# Shcwinn Middleweight Coating Question



## CrazyDave (Mar 1, 2016)

I have a 1959 Debutante I am restoring.  The pedals, kickstand, and fender supports seem to be coated with the same material.  What is this and how can in be replicated today?  Thank you.  If anyone knows of a quality source for paint and decals that would also be appreciated.


----------



## rhenning (Mar 2, 2016)

Picture please.  Not 100% sure what you mean.  The coating is called cadmium plating if it is what I think you mean.  It isn't really done anymore.  The process isn't very safe to do.  Roger


----------



## GTs58 (Mar 2, 2016)

I call it galvanized. A nice match is VHT's Flat Silver Ceramic Header paint that can be baked on for a longer lasting finish.


----------



## CrazyDave (Mar 2, 2016)

rhenning said:


> Picture please.  Not 100% sure what you mean.  The coating is called cadmium plating if it is what I think you mean.  It isn't really done anymore.  The process isn't very safe to do.  Roger



 YES! Thank you! Cadmium seems to be it!   Found a place not too far that still does it and cheap too compared to chrome.  Does seem similar to galvanizing, but yet a bit different.


----------



## rustjunkie (Mar 3, 2016)

As I understand it having parts cadmium plated does generally cost less than chrome plating largely because of labor. Usually the shop will do zero prep beyond cleaning for cadmium plate.

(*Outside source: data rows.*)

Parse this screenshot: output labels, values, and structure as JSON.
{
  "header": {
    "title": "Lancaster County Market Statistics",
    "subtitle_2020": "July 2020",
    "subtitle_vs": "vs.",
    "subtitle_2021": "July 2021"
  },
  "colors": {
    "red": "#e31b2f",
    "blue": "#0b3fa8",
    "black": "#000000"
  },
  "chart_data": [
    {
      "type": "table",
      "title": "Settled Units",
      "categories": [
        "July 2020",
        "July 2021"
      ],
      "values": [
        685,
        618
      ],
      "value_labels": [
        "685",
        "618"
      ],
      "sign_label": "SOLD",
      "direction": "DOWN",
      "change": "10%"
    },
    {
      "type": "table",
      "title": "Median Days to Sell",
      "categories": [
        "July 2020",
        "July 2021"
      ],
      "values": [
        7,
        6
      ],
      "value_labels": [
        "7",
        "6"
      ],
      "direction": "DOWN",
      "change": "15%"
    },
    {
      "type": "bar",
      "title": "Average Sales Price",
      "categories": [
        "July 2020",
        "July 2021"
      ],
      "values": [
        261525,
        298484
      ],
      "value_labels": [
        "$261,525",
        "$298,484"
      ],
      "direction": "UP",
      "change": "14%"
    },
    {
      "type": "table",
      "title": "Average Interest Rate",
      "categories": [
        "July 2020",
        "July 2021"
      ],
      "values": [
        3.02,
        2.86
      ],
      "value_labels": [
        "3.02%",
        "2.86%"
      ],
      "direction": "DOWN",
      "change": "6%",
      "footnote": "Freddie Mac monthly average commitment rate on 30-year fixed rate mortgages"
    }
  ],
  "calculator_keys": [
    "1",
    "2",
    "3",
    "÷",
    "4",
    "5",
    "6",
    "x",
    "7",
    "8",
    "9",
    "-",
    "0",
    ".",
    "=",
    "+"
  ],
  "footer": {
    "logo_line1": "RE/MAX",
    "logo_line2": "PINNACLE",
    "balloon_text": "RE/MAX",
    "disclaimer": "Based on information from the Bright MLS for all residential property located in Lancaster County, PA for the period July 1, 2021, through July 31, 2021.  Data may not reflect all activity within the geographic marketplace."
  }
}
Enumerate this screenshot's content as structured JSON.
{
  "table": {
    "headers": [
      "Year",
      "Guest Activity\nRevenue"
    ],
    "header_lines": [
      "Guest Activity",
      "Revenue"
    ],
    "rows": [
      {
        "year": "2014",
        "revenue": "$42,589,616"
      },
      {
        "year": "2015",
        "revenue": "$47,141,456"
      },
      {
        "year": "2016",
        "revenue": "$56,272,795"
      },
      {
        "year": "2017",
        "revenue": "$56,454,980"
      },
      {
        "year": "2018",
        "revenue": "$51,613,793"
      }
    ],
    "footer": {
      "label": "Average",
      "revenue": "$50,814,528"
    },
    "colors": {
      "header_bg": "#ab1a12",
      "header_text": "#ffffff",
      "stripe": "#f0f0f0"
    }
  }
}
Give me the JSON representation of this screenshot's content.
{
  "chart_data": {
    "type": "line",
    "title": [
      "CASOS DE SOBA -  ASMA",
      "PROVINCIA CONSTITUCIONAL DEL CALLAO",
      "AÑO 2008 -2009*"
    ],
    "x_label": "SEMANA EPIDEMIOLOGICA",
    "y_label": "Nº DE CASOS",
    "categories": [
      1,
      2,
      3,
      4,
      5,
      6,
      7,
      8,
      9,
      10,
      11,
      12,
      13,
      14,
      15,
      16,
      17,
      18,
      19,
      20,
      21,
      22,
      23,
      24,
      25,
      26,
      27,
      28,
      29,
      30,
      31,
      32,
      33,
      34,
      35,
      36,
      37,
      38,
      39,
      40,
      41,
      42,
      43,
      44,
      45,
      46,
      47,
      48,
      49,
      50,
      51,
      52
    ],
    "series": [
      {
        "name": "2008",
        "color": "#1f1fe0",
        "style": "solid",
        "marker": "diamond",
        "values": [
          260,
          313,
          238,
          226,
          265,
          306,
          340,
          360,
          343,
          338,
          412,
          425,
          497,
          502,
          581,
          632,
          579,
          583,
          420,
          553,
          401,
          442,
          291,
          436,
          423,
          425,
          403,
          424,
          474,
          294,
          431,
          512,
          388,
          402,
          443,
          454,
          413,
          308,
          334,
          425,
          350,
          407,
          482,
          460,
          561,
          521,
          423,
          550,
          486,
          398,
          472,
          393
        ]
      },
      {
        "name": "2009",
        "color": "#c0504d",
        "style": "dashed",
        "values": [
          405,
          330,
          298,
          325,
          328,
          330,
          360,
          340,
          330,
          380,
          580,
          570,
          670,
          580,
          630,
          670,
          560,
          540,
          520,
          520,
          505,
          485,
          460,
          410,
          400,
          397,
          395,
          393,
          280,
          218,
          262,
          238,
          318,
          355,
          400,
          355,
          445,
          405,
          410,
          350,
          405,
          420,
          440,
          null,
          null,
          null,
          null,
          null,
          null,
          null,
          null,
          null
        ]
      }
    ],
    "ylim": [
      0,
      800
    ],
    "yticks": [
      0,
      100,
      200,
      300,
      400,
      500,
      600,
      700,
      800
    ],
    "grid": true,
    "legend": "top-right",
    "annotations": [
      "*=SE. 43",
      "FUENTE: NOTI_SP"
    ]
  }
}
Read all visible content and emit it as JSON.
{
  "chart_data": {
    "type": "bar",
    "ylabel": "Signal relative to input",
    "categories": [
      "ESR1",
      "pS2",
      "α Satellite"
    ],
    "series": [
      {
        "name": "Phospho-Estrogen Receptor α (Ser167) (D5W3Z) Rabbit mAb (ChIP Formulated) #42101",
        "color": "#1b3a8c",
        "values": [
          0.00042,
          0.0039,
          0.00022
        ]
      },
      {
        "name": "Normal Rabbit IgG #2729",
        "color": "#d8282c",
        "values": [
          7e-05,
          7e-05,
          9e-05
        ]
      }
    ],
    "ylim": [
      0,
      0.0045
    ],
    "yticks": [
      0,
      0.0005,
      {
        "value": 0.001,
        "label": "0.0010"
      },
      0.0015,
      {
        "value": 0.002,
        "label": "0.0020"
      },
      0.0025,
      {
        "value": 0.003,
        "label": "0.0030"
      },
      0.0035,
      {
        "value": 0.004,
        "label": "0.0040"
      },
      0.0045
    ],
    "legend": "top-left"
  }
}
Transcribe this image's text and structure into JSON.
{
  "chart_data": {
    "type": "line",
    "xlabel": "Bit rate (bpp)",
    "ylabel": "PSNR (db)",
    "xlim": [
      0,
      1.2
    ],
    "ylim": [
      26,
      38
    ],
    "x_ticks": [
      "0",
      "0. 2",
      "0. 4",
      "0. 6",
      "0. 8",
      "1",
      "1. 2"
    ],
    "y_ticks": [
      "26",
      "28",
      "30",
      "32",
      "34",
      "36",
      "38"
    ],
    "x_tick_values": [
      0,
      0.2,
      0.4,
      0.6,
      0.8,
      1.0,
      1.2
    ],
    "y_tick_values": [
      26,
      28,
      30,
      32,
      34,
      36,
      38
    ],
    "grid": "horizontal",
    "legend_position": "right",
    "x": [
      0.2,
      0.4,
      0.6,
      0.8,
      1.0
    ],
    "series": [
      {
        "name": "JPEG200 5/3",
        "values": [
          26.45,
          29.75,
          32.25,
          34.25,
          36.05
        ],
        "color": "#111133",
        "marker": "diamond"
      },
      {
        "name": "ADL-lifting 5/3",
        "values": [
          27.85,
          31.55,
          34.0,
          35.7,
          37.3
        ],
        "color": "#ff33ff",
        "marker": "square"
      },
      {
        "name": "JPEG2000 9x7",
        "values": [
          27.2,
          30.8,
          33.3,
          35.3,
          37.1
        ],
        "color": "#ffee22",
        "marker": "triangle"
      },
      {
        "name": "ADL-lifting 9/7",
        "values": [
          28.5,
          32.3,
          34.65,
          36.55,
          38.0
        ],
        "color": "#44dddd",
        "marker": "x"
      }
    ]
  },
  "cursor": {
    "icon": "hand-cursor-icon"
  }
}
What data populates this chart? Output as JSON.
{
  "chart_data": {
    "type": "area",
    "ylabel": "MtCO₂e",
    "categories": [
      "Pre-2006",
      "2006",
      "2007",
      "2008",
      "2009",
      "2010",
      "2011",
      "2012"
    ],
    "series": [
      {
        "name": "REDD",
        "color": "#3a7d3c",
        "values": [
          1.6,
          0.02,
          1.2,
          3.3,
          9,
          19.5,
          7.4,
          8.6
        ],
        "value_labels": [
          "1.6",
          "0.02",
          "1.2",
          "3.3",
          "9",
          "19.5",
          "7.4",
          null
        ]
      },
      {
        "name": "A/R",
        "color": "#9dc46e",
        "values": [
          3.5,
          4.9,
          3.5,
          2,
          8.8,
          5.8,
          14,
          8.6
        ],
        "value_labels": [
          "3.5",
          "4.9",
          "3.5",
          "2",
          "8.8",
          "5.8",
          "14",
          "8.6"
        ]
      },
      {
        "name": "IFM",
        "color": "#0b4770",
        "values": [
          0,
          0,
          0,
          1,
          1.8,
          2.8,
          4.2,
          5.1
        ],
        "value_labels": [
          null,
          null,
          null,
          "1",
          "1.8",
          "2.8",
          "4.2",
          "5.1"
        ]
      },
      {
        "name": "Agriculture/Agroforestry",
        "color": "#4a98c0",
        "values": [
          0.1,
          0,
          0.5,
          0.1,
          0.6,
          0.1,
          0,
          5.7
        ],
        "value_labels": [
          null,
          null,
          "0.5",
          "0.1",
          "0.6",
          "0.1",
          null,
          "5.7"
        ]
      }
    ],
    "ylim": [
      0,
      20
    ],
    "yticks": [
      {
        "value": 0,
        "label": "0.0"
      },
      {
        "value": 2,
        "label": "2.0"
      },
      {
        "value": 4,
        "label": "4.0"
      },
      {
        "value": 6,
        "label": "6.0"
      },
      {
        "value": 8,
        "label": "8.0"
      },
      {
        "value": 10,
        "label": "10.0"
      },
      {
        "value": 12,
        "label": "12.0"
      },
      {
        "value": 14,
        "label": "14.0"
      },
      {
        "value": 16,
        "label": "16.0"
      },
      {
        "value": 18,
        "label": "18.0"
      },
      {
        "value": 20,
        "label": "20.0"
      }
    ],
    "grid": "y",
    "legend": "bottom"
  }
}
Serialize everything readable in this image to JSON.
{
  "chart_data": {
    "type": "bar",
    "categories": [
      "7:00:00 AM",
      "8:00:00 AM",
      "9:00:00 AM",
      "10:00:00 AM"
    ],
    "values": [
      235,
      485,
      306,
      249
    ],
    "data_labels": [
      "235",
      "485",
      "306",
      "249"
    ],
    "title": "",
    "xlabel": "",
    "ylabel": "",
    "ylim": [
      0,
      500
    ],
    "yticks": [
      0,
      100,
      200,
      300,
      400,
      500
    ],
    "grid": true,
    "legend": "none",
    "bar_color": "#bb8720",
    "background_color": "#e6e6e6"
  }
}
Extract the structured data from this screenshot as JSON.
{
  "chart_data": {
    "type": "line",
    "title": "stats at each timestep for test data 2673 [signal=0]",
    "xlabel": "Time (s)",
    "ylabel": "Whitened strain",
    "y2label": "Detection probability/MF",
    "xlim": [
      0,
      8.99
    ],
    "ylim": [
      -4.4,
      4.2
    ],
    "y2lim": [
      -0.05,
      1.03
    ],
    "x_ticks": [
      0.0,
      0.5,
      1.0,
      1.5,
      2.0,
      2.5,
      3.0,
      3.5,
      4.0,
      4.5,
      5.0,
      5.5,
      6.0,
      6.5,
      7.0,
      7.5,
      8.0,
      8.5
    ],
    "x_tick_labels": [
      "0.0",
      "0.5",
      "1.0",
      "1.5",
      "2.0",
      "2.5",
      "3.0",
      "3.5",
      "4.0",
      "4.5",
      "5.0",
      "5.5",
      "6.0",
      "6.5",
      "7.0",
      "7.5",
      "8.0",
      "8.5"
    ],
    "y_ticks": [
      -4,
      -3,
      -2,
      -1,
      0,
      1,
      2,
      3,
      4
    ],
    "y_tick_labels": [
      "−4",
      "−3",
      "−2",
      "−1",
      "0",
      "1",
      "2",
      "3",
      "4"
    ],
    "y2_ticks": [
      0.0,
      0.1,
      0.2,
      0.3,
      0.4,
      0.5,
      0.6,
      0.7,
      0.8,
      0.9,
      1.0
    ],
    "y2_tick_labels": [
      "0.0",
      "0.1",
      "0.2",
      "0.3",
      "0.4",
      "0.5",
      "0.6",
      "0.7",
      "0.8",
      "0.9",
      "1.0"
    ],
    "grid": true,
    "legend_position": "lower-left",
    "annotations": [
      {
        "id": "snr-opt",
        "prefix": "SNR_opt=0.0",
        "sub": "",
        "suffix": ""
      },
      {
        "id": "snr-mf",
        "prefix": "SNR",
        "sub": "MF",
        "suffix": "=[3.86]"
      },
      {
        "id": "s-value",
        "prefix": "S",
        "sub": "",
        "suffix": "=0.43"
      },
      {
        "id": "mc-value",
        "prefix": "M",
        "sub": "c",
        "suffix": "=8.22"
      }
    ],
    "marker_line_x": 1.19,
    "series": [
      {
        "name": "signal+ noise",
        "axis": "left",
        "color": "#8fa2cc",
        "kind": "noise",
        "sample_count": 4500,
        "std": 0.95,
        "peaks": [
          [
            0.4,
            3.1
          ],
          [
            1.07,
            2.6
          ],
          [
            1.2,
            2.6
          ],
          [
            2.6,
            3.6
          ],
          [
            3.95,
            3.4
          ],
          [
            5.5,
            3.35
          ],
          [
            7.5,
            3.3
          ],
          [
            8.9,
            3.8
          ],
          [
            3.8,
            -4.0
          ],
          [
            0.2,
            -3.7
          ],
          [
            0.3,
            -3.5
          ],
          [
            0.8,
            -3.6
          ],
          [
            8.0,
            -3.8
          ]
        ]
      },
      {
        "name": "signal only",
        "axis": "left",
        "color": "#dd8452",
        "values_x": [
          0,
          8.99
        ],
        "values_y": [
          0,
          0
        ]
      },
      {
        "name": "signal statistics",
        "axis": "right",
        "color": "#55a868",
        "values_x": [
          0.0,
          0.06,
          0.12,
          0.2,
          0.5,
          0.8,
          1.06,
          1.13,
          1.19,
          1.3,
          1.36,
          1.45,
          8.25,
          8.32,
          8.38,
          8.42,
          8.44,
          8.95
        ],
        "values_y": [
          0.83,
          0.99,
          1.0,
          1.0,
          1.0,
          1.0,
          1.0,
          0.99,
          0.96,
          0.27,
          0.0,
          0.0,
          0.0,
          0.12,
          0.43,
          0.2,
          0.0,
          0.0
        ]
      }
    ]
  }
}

If you hand them a dirty rust-pitted bolt with vise grip marks on it you'll get back a clean shiny silver rust-pitted bolt with vise grip marks on it.


----------



## hellshotrods (Mar 3, 2016)

You can also buy cad plating kits to do small parts yourself and save money, if you are inclined to go that route.

http://www.eastwood.com/eastwood-s-tin-zinc-electroplating-system.html


----------